Her “Untitled (Marina-Lucica)” (2012) consists of three stacks, towers really, of unfastened sheets of A4 white paper. Images appear inkjet-printed on the sides of each column. They show glimpses from different eras of a seaside resort the artist visited with her family before the outbreak of the 1990s Croatian War of Independence.

How do you print images on the side of a paper stack? Edge by edge, one sheet at a time.
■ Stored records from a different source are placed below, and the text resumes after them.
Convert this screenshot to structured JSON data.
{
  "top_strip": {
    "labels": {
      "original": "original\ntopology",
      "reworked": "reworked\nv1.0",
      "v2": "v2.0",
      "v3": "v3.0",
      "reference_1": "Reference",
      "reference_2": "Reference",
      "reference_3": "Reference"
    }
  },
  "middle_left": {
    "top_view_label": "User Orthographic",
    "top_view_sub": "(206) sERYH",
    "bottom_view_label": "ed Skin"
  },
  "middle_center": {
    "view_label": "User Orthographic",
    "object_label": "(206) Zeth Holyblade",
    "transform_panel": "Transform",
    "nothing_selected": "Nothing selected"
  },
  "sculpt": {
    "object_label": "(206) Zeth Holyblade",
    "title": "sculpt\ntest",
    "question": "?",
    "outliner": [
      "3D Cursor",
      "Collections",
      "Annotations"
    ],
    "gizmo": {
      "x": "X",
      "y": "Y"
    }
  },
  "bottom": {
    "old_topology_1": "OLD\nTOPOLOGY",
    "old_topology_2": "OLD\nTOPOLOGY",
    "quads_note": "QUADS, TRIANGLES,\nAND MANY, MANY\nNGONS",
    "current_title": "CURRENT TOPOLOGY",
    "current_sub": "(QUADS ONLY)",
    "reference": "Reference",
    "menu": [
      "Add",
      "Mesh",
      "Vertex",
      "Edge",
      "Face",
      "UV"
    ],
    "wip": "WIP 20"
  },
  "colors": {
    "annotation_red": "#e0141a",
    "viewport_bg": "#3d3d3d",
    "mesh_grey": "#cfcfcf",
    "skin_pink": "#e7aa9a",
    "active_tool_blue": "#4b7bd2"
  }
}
As if rematerializing a digital scan, the images gain definition as the pages stack up.

This might look like a feat of mindless labor, did not the fragility of the piled-up paper make itself felt as a nerve-twinging evocation of the frailty of civilized life and the memories on which it depends.

Looking at the precarious stacks – a gust through the nearby door threatens them – I thought of Ben Kafka’s recent book “The Demon of Writing,” in which he argues that paperwork, irrespective of what it communicated, founded the modern state.

Domanovic has made tangible that thought, or something like it, with an ironic backward glance to stacking as a strategy of late 20th century sculpture.

Other artists in the show impress by very different means.

Southern Californian Sean Raspet presents an ensemble of objects and raw material jumbled and suspended in blocks of polymer gel whose transparency belies the works’ legibility.

Londoner Hannah Sawtell’s “Terminal Vendor (Offshore Mix)” (2013) combines found materials in a manner that seems baffling in terms so up to the minute that we lack words for them as yet.